The company detailed the issues across two separate security advisories: VMSA-2025-0009 and VMSA-2025-0010. Users are strongly advised to upgrade immediately, as there are no mitigations or temporary fixes currently available.
Cloud Foundation Under Threat: Network-Based Directory Traversal and More
The more severe of the two advisories, VMSA-2025-0009, includes three vulnerabilities in VMware Cloud Foundation, VMware’s flagship private cloud infrastructure product. These issues were reported by the NATO Cyber Security Centre and include:
- CVE-2025-41229 (CVSS 8.2) – A directory traversal vulnerability that allows an attacker with network access to port 443 to access internal services, potentially leaking sensitive data.
- CVE-2025-41230 (CVSS 7.5) – An information disclosure bug that may expose internal configuration or data.
- CVE-2025-41231 (CVSS 7.3) – A missing authorization flaw that can let unauthorized actors access restricted resources.
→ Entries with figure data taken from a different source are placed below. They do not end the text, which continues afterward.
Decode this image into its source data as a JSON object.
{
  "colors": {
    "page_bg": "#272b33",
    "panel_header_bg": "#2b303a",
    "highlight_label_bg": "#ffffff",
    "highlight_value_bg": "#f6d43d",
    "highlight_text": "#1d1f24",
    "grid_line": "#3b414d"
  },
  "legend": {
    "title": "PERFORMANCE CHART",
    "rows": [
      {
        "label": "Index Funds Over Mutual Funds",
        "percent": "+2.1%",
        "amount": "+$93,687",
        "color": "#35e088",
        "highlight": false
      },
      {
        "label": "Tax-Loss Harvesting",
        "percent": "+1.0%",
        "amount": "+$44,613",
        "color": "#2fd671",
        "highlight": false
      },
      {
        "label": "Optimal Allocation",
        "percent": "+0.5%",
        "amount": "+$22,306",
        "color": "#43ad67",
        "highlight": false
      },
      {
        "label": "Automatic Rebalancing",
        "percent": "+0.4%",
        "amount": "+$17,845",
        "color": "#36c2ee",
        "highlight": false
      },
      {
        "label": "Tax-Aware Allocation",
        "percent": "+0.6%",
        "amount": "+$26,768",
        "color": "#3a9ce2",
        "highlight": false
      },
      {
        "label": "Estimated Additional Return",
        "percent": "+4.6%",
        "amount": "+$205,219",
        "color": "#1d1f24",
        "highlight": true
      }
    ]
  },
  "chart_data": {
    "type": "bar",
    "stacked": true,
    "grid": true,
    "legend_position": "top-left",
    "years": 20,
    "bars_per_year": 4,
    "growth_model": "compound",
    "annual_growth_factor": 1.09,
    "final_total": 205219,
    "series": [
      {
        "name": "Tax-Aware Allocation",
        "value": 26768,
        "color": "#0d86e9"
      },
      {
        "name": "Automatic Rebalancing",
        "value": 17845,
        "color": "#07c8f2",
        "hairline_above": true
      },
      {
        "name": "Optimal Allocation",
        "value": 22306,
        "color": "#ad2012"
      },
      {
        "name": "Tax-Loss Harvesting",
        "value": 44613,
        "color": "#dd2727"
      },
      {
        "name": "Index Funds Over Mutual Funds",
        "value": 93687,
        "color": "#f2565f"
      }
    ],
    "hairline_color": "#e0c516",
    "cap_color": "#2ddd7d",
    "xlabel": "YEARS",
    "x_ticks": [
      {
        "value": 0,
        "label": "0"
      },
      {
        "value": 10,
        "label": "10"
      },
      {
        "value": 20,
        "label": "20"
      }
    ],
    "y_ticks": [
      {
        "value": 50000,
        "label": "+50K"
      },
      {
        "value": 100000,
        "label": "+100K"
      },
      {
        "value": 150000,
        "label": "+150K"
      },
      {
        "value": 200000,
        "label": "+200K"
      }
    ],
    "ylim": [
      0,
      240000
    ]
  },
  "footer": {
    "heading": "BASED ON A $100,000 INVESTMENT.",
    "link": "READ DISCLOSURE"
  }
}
All three flaws affect VMware Cloud Foundation, with version 5.2.1.2 released as the recommended upgrade path for protection.
vCenter and ESXi Also Affected: Authenticated Code Execution Tops Risk List
The second advisory, VMSA-2025-0010, outlines four vulnerabilities across vCenter Server, ESXi, Workstation, and Fusion:
- CVE-2025-41225 (CVSS 8.8) – An authenticated command execution vulnerability in vCenter Server. Exploiting it requires the ability to create or modify alarms, enabling attackers to run arbitrary commands on the management plane.
- Two DoS vulnerabilities (CVSS 6.8 and 5.5) – Affecting ESXi, Workstation, and Fusion, these can crash or destabilize services.
- One reflected XSS flaw (CVSS 4.3) – Found in both vCenter and ESXi, which could be used for phishing or interface manipulation.
VMware has not reported any active exploitation of these flaws in the wild, but the lack of mitigations means affected environments are at serious risk until patches are applied.
Unlike some previous VMware advisories that offered temporary mitigations, these vulnerabilities come with no such options. VMware’s security teams urge all customers—especially enterprise and government users running mission-critical systems—to patch without delay.